Tindakan preventif terbaik adalah yang dilakukan terhadap orang yang baru sembuh dari sakit. Karena kondisi alamiah mereka belum pulih sepenuhnya, staminanya masih lemah. Sementara tubuh dan seluruh organ tubuh memerlukan suntikan energi untuk kembali sehat. Adanya gangguan zat berbahaya itu dapat menyebabkan kambuhnya penyakit, dan hal tersebut akan lebih parah jika dibandingkan dengan ketika pertama kali penyakit muncul.

DalamĀ Sunan Ibnu Majah dan yang lainnya disebutkan dari Ummul Mundzir binti Qais Al-Anshariyah, diriwayatkan bahwa ia menceritakan, “Rasulullah pernah menemuiku bersama Ali. Saat iu Ali baru sembuh dari sakit, sementara kami memiliki buah kurma yang masih bergantung di tandannya. Lalu Rasulullah berdiri memetik dan memakan kurma tersebut. Ali juga ikut berdiri untuk memakannya, namun Rasulullah mencegahnya, “Engkau baru sembuh dari sakit.” Akhirnya Ali mengurungkan niatnya. Segera kubuatkan bubur gandum dan rebusan sayur.

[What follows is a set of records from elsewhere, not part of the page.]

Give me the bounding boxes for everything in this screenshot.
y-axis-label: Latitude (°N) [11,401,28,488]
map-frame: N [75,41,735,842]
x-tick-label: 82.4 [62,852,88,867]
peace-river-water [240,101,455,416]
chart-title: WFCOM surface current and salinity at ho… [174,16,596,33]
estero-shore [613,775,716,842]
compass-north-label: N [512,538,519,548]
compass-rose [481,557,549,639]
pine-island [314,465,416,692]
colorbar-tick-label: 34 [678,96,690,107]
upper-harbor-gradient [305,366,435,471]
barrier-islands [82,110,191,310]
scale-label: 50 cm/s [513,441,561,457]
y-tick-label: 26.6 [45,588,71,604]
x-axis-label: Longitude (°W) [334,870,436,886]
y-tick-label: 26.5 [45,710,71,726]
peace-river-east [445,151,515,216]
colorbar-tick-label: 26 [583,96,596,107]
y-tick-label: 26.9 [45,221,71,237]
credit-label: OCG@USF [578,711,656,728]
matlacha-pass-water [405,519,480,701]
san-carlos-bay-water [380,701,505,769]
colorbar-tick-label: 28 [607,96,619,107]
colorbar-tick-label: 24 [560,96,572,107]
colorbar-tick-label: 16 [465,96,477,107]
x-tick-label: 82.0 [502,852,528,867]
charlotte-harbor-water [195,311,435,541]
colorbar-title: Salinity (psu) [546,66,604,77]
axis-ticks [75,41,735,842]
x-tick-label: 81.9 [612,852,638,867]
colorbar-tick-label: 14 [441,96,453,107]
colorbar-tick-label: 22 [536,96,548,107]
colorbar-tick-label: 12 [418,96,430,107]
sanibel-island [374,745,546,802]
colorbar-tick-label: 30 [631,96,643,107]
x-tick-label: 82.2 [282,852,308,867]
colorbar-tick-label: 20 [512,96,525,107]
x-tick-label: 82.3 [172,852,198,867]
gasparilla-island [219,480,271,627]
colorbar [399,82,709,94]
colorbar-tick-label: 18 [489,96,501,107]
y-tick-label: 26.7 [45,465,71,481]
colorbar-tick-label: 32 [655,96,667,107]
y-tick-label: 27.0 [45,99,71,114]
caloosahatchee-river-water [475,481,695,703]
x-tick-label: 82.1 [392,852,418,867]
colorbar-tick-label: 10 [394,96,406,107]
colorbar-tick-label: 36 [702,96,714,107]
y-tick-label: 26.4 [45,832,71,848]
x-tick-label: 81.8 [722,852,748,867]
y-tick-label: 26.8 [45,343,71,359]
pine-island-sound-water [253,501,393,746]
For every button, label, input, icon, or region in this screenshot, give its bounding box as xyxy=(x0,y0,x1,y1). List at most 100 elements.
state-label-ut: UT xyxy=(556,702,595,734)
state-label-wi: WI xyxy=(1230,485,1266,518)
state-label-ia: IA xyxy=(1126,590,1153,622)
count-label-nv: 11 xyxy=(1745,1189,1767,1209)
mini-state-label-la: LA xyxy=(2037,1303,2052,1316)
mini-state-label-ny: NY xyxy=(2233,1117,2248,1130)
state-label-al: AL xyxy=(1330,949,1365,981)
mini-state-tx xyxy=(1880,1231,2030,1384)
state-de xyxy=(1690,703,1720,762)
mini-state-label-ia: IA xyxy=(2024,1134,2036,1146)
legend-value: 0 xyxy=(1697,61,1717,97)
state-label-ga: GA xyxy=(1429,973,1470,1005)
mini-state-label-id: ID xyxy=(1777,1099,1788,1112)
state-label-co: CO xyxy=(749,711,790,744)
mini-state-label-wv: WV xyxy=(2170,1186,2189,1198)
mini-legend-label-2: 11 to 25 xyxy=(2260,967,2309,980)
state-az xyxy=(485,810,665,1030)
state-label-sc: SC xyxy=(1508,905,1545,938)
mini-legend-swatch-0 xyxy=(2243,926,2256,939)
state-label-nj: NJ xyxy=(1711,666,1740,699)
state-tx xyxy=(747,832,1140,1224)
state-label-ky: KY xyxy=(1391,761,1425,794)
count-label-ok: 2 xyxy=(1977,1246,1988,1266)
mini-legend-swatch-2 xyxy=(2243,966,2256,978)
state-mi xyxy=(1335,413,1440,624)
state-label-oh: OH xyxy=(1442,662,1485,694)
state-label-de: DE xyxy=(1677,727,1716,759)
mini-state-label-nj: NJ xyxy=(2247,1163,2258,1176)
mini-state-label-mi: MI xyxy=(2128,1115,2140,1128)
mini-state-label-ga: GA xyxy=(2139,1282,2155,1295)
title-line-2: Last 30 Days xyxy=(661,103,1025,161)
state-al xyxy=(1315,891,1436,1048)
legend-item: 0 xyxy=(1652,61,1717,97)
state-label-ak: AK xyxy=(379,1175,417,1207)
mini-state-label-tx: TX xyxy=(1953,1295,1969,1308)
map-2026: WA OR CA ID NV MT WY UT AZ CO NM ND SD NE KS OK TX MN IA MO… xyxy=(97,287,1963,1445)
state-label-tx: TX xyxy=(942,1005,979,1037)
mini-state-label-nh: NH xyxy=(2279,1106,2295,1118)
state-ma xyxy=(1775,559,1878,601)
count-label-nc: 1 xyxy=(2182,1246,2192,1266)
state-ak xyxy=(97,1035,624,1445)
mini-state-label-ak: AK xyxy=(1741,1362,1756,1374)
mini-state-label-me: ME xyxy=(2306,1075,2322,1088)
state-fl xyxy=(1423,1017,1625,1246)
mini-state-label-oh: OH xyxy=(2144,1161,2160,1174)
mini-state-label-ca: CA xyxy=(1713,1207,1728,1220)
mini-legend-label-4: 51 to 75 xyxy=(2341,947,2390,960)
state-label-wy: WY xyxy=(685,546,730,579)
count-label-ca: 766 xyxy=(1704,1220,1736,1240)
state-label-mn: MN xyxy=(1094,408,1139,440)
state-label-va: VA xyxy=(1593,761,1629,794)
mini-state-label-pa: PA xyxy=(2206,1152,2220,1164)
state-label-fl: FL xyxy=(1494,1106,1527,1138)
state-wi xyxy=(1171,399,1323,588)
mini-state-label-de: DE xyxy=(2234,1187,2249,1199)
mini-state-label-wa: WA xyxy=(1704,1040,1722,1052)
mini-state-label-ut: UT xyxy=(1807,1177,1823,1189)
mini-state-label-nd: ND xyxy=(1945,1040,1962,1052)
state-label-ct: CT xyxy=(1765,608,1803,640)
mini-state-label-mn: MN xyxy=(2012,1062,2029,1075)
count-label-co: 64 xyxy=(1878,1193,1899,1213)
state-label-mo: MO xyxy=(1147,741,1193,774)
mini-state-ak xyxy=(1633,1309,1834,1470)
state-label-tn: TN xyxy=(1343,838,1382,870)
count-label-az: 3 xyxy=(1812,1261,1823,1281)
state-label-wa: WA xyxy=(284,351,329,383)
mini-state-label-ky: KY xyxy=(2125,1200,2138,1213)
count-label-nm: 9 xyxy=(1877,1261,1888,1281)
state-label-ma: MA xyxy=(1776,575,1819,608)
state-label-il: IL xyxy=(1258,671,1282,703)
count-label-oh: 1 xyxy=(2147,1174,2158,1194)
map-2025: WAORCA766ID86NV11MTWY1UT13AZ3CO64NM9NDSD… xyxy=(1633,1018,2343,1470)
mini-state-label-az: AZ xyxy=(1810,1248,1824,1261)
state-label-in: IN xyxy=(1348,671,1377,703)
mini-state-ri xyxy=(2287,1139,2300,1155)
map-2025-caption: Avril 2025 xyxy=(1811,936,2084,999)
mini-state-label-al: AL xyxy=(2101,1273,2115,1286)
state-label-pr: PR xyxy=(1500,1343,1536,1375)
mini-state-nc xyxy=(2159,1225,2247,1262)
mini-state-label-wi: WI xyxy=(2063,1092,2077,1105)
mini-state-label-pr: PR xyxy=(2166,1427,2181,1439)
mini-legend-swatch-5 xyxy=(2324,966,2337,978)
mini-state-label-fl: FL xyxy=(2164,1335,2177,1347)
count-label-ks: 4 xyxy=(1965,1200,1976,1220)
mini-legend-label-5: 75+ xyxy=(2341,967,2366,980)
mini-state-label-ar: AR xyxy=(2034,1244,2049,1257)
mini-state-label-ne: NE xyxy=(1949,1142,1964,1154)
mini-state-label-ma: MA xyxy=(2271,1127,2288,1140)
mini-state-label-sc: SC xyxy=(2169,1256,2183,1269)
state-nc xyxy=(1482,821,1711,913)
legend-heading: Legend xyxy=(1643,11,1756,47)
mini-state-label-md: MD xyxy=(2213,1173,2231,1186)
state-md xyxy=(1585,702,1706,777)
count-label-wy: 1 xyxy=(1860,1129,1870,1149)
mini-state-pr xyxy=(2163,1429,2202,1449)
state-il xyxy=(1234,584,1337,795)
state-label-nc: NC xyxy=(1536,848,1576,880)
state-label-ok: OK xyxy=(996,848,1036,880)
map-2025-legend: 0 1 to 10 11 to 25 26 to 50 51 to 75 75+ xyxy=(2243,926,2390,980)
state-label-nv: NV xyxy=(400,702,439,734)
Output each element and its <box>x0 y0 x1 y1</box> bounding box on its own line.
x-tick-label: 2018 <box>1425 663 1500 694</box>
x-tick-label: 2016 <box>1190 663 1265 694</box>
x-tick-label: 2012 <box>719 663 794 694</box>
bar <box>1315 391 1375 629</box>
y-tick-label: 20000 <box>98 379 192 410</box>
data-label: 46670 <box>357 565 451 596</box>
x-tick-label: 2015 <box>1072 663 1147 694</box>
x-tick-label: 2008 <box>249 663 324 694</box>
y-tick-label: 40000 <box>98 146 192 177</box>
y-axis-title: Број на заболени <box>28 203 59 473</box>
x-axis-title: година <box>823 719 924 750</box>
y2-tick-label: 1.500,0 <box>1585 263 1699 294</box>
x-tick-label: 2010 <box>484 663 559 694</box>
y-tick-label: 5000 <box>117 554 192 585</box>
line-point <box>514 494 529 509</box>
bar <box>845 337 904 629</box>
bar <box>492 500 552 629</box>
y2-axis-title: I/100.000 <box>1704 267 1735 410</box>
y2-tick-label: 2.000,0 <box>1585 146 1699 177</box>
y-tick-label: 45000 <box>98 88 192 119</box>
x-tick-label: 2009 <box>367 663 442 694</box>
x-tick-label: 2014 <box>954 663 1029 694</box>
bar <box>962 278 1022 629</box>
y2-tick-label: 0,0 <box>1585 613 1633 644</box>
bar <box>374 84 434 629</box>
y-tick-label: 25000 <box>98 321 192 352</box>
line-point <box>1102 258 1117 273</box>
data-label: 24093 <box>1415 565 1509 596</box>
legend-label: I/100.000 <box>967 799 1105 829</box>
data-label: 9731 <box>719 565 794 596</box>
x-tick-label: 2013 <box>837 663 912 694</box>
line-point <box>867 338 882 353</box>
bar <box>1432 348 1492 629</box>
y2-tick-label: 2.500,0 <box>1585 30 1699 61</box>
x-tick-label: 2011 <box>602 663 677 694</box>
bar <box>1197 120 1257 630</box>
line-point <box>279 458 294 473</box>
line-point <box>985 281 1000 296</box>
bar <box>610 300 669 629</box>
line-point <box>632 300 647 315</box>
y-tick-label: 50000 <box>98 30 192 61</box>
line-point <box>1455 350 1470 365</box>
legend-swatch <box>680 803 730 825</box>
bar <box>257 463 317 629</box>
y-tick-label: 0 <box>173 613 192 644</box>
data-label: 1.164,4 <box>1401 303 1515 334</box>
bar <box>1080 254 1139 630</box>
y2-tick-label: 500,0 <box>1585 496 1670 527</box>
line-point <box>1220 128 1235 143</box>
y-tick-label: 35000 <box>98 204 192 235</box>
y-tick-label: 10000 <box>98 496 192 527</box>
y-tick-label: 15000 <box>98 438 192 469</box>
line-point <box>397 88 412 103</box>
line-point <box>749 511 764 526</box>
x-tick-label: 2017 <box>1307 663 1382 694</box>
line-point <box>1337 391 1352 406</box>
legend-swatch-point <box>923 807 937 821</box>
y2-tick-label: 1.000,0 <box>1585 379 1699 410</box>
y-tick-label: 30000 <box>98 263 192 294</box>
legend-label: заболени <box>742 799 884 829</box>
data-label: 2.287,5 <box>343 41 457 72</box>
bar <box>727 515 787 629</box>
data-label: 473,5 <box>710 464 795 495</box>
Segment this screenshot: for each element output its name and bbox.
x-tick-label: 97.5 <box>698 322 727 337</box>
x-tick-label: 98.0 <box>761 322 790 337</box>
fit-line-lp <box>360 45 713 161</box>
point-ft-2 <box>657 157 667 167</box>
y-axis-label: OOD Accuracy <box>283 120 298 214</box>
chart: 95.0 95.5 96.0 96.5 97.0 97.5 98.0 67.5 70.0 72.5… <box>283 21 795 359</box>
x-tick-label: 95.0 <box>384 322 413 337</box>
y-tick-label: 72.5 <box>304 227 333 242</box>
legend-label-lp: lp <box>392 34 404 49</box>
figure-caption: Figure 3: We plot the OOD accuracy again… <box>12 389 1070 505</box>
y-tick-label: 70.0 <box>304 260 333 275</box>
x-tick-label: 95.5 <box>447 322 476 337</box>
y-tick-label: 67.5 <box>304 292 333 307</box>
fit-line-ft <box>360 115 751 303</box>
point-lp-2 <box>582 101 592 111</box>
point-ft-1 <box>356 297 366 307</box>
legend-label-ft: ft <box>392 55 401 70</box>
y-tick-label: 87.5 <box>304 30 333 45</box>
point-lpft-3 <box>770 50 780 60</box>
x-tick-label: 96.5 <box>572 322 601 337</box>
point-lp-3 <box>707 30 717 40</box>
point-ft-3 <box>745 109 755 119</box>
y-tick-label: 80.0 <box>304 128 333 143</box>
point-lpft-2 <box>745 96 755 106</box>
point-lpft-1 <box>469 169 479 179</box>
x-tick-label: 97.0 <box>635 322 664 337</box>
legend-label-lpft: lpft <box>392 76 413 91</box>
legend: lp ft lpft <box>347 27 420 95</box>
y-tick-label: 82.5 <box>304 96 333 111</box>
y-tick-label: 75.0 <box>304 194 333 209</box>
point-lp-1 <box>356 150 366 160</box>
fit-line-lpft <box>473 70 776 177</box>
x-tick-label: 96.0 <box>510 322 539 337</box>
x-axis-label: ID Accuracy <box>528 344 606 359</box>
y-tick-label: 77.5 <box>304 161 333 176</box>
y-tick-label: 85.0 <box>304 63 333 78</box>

Aku menghidangkannya kepada Ali. Rasulullah bersabda, “Kalau ini silakan disantap. Niscaya lebih berguna untukmu.” Dalam lafal lain disebutkan, “Kalau ini silakan disantap, karena lebih cocok untukmu.”

Harus diketahui bahwa Rasulullah melarang Ali untuk memakan buah kurma karena kurma tersebut masih tergantung di tandannya, sedangkan ia baru saja sembuh dari sakit. Stamina tubuh belum memungkinkan untuk itu. Tubuh masih sibuk mengusir sisa-sisa penyakit dan mengenyahkannya dari tubuh. Sementara kurma basah memiliki sifat khusus semacam ‘zat pemberat’ bagi lambung yang menyebabkan lambung menjadi sibuk mengantisipasi dan mengatasinya sehingga tidak sempat melakukan pembersihan terhadap sisa penyakit dan berbagai efek buruknya. Sisa penyakit itu akan tetap tinggal dalam tubuh, bahkan bisa bertambah.

Saat dihidangkan bubur gandum dan sayur rebus dihadapannya, Rasulullah memerintahkannya untuk menyantap hidangan tersebut. Karena kedua jenis makanan tersebut adalah yang terbaik untuk rang yang baru sembuh dari sakit. Kuah gandum mengandung gizi dan unsur dingin, pelembut dan pengemulsi, di samping bisa juga meningkatkan stamina, sehingga cocok untuk orang yang baru sembuh dari sakit. Apalagi jika disantap bersamaan dengan rebusan sayur. Santapan ini cocok untuk orang berlambung lemah sehingga tidak menimbulkan serat yang berbahaya atau ampas yang dikhawatirkan.

Begitulah salah satu hadits Nabi. Oleh karena itu jagalah kesehatan, karena mencegah lebih baik daripada mengobati. Semoga bermanfaat.